Veterans Are Not a Budget Line

Veterans were promised care when they returned home. That promise carries a moral obligation. Many live with injuries, illnesses, and trauma directly tied to their service. Asking them to wait longer or seek care elsewhere shifts the cost of these decisions onto the very people who paid the highest price for this country.

Health care staffing is not abstract. It is the difference between timely care and avoidable suffering. Compassion and responsibility demand action.

Take Action for Veterans’ Care

The Department of Veterans Affairs must restore and rehire essential health care professionals until veterans can be guaranteed timely, accessible, and high-quality care. Veterans kept their promise to this country. It is time to keep ours.

Sign the petition today to demand that VA leadership rehire health care staff and protect veterans’ access to the care they were promised.

More on this issue:

  1. Reuters, CNBC (13 December 2025), “U.S. Veterans Affairs agency plans as many as 35,000 health-care job cuts this month.”
  2. Steve Benen, MS NOW (15 December 2025), “VA eyeing 35,000 health care job cuts, drawing rebuke from veterans’ group.”
  3. U.S. Senate Committee on Veterans’ Affairs (13 December 2025), “Blumenthal Statement on Trump VA's Plan to Eliminate More Than 35,000 Health Care Jobs.”
  4. Sara Dorn, Forbes (13 December 2025), “Veterans Affairs Cutting As Many As 35,000 Jobs By End Of Year, Report Says.”
  5. Wendy Greenlaw, Raw Story (13 December 2025), “Leaked memo reveals VA plan to cut up to 35,000 jobs, raising fears of longer care delays.”

The Petition

To the Secretary of Veterans Affairs, Deputy Secretary of Veterans Affairs, Under Secretary for Health, and the Assistant Secretary for Human Resources and Administration of the Department of Veterans Affairs,

We write with deep concern over the decision to reduce and eliminate tens of thousands of health care positions within the VA system. While many of these roles may be listed as unfilled, their absence is felt every day by veterans who wait weeks or months for appointments, travel long distances for care, or struggle to access mental health and specialty services. Staffing shortages are not theoretical. They are personal.
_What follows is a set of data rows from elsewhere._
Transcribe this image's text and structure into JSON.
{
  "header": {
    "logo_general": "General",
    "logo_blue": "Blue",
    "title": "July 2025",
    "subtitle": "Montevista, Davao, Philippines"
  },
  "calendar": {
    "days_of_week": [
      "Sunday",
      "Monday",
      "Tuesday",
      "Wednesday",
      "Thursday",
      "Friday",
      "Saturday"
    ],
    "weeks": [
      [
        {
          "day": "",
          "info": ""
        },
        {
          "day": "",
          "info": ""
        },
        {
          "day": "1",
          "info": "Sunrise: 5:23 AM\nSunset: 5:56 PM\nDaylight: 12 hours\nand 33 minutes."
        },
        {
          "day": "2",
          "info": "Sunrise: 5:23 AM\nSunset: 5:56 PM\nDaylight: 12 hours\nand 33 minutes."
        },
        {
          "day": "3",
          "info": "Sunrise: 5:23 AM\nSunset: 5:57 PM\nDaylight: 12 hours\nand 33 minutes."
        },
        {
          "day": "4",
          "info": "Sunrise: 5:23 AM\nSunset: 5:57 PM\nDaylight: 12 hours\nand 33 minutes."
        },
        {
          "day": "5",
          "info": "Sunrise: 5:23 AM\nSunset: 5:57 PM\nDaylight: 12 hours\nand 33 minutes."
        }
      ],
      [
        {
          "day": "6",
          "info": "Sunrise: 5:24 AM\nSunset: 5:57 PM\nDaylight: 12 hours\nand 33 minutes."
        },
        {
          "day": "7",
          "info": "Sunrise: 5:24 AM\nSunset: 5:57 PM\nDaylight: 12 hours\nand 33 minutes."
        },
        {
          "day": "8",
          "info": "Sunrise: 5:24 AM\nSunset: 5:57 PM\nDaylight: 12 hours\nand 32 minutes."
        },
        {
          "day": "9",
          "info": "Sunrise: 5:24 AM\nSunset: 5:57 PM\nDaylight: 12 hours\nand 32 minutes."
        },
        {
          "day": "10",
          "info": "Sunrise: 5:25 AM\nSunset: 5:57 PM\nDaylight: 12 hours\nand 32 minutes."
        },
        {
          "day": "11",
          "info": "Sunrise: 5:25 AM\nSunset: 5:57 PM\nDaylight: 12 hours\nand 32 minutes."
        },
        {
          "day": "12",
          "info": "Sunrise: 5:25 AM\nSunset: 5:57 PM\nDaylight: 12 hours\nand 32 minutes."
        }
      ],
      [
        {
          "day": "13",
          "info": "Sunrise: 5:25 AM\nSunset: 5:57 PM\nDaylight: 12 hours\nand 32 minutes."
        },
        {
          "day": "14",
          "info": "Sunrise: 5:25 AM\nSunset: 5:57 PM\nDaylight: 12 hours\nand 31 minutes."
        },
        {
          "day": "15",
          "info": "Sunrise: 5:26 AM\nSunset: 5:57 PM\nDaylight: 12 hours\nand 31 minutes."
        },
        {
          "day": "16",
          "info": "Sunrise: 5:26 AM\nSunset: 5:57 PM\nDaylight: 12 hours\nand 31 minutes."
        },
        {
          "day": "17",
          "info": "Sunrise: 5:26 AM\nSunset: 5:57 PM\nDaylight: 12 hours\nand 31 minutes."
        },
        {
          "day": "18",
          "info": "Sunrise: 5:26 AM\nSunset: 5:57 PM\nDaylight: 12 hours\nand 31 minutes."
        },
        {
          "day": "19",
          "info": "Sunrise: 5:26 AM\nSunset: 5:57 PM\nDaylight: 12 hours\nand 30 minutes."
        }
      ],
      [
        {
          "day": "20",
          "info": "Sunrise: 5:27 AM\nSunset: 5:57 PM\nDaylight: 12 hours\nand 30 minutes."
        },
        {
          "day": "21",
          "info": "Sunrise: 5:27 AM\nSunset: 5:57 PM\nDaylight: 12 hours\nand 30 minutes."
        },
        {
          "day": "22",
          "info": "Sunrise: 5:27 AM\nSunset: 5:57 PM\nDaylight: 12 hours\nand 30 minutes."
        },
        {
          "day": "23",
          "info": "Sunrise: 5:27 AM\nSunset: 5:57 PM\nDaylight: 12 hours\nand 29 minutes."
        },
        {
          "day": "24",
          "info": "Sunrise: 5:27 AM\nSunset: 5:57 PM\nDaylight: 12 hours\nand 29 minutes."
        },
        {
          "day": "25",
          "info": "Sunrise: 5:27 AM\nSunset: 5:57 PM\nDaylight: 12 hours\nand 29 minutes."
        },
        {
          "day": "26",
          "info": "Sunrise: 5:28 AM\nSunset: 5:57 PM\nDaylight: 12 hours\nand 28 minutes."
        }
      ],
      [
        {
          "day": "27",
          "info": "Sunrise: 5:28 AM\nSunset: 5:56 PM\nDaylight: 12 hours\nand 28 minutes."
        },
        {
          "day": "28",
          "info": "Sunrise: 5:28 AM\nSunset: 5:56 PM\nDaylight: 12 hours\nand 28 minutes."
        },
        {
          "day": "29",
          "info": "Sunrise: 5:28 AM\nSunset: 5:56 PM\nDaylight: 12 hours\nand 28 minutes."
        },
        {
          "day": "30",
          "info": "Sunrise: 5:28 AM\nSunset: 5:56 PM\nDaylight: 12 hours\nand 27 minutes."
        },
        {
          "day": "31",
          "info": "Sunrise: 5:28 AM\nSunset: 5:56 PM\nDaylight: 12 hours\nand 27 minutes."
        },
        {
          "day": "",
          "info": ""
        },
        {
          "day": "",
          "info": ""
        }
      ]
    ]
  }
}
Veterans were promised care when they returned home. That promise did not come with conditions, loopholes, or timelines. It came with a moral obligation rooted in sacrifice. When service members step forward in times of war and crisis, they do so with the understanding that their nation will stand by them when the uniform comes off. Cutting health care positions makes that promise harder to keep.
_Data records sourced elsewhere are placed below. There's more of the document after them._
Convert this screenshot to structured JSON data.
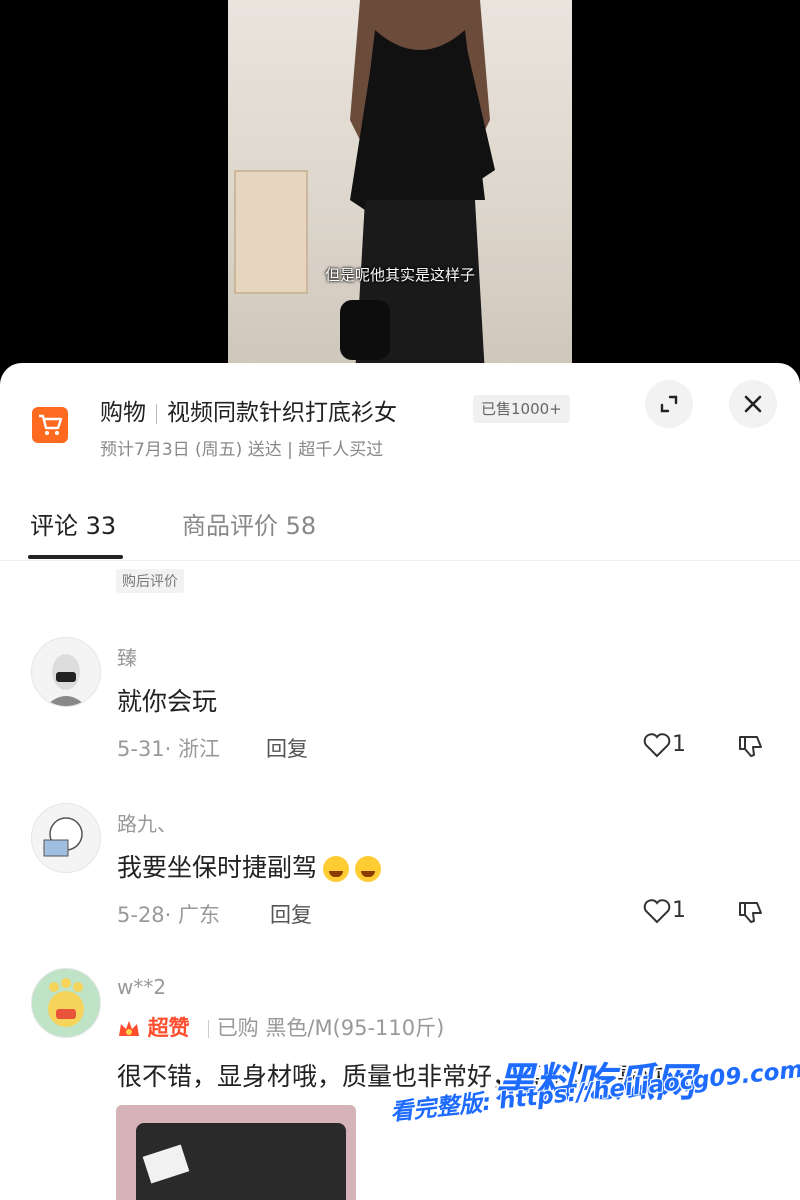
{
  "video": {
    "subtitle": "但是呢他其实是这样子"
  },
  "product": {
    "category": "购物",
    "name": "视频同款针织打底衫女",
    "sold_badge": "已售1000+",
    "delivery": "预计7月3日 (周五) 送达 | 超千人买过",
    "icon": "shopping-cart-icon"
  },
  "tabs": {
    "comments": "评论 33",
    "reviews": "商品评价 58"
  },
  "section_tag": "购后评价",
  "comments": [
    {
      "user": "臻",
      "text": "就你会玩",
      "date_location": "5-31· 浙江",
      "reply": "回复",
      "likes": "1"
    },
    {
      "user": "路九、",
      "text": "我要坐保时捷副驾",
      "date_location": "5-28· 广东",
      "reply": "回复",
      "likes": "1",
      "emoji_count": 2
    },
    {
      "user": "w**2",
      "badge": "超赞",
      "purchase": "已购 黑色/M(95-110斤)",
      "text": "很不错，显身材哦，质量也非常好，喜欢欢欢喜欢哈"
    }
  ],
  "watermark": {
    "brand": "黑料吃瓜网",
    "url_line": "看完整版: https://heiliaocg09.com"
  }
}
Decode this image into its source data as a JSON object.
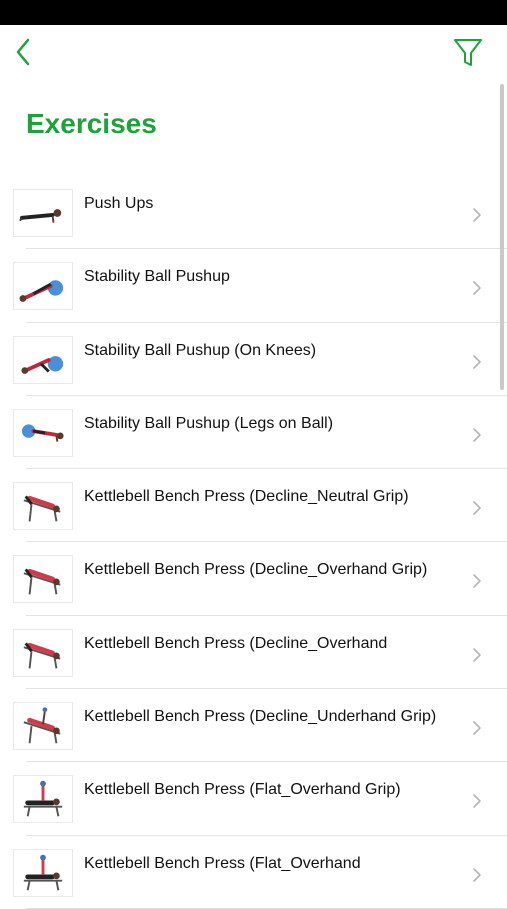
{
  "header": {
    "title": "Exercises",
    "back_icon": "chevron-left-icon",
    "filter_icon": "filter-icon",
    "accent_color": "#1ea23a"
  },
  "exercises": [
    {
      "label": "Push Ups",
      "thumb": "pushup"
    },
    {
      "label": "Stability Ball Pushup",
      "thumb": "ball-pushup"
    },
    {
      "label": "Stability Ball Pushup (On Knees)",
      "thumb": "ball-knees"
    },
    {
      "label": "Stability Ball Pushup (Legs on Ball)",
      "thumb": "ball-legs"
    },
    {
      "label": "Kettlebell Bench Press (Decline_Neutral Grip)",
      "thumb": "decline"
    },
    {
      "label": "Kettlebell Bench Press (Decline_Overhand Grip)",
      "thumb": "decline"
    },
    {
      "label": "Kettlebell Bench Press (Decline_Overhand",
      "thumb": "decline"
    },
    {
      "label": "Kettlebell Bench Press (Decline_Underhand Grip)",
      "thumb": "decline-up"
    },
    {
      "label": "Kettlebell Bench Press (Flat_Overhand Grip)",
      "thumb": "flat"
    },
    {
      "label": "Kettlebell Bench Press (Flat_Overhand",
      "thumb": "flat"
    }
  ]
}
Health care at the VA is not an optional service. It is a lifeline. Behind every vacant role is a veteran who may wait longer for pain relief, counseling, cancer screenings, or treatment for injuries tied directly to their service. Removing doctors, nurses, and support staff from an already strained system places unbearable pressure on remaining workers and forces veterans to pay the price through delayed or diminished care.

Humanity and compassion must guide decisions about veterans’ health. These are not budget line items or abstract efficiencies. They are people who carried physical and emotional burdens on behalf of this country. Many live with lifelong injuries, trauma, and illnesses connected to their service. Asking them to endure longer waits and fewer options sends a message that their sacrifice is negotiable.
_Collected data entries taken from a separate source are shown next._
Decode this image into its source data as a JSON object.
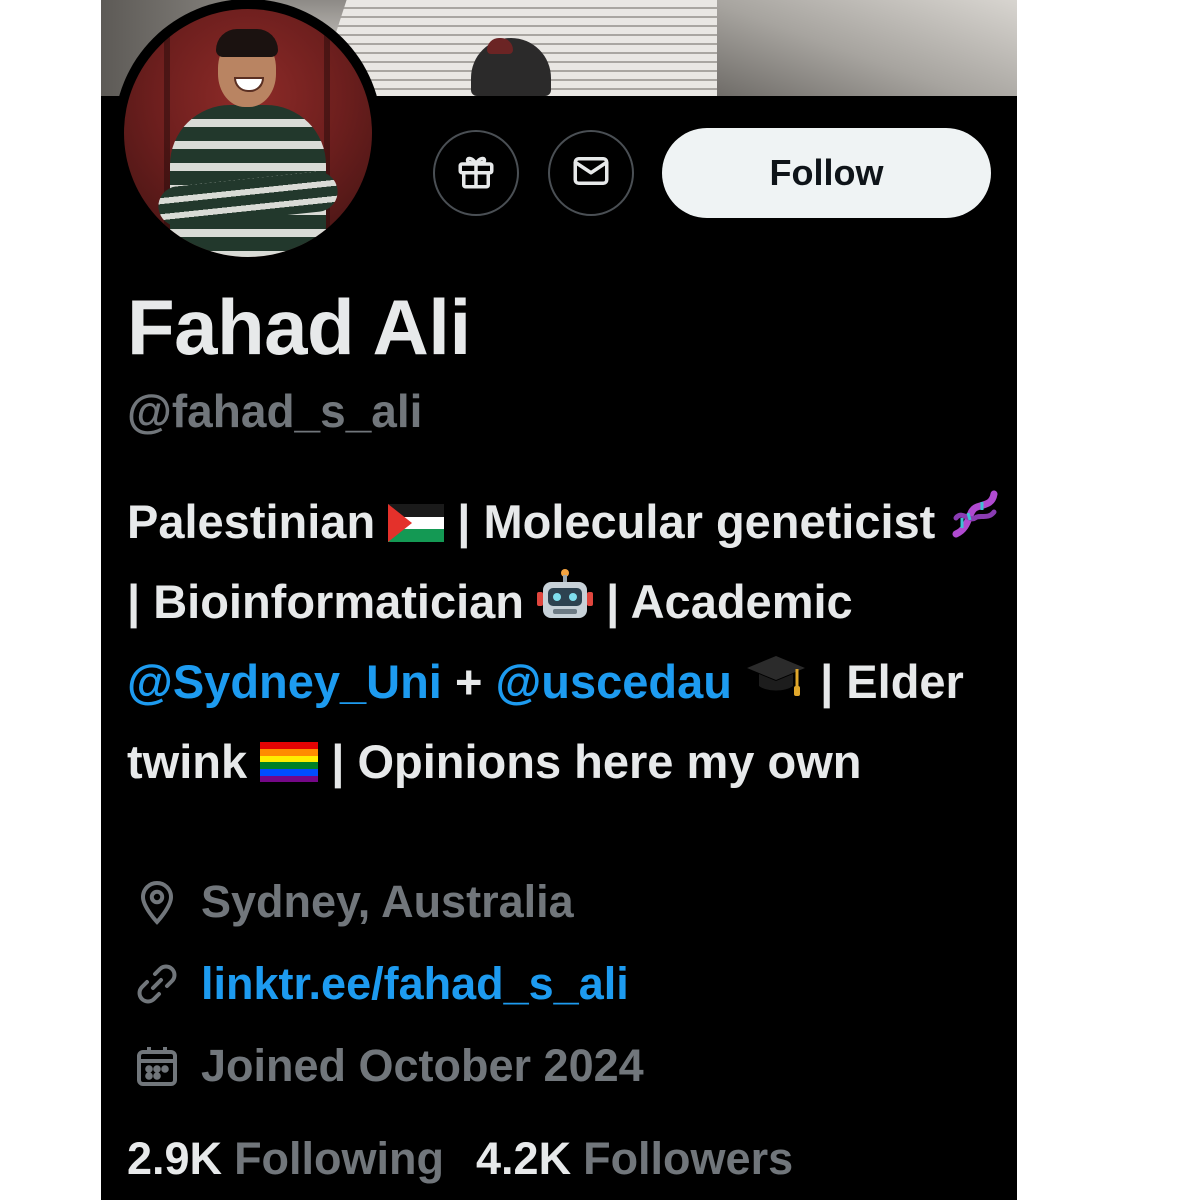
{
  "profile": {
    "name": "Fahad Ali",
    "handle": "@fahad_s_ali",
    "bio": {
      "part1": "Palestinian",
      "part2": "| Molecular geneticist",
      "part3": "| Bioinformatician",
      "part4": "| Academic",
      "mention1": "@Sydney_Uni",
      "plus": "+",
      "mention2": "@uscedau",
      "part5": "| Elder twink",
      "part6": "| Opinions here my own"
    },
    "location": "Sydney, Australia",
    "website": "linktr.ee/fahad_s_ali",
    "joined": "Joined October 2024"
  },
  "actions": {
    "gift_icon": "gift-icon",
    "message_icon": "envelope-icon",
    "follow_label": "Follow"
  },
  "stats": {
    "following_count": "2.9K",
    "following_label": "Following",
    "followers_count": "4.2K",
    "followers_label": "Followers"
  },
  "icons": {
    "location": "location-pin-icon",
    "website": "link-icon",
    "joined": "calendar-icon"
  },
  "colors": {
    "background": "#000000",
    "primary_text": "#e7e9ea",
    "secondary_text": "#71767b",
    "link": "#1d9bf0",
    "follow_button_bg": "#eff3f4"
  }
}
We call on the Department of Veterans Affairs to immediately rehire health care professionals and restore essential clinical positions until veterans can be guaranteed timely, accessible, and high-quality care. This action is necessary to honor commitments made to those who served and to ensure the VA system functions as it was intended.

By reinvesting in staff and care, the VA can strengthen trust, protect veterans’ health, and set a standard of responsibility worthy of their service. These actions will help build a future where veterans are supported, respected, and never forgotten—and where the nation upholds its duty to those who gave so much.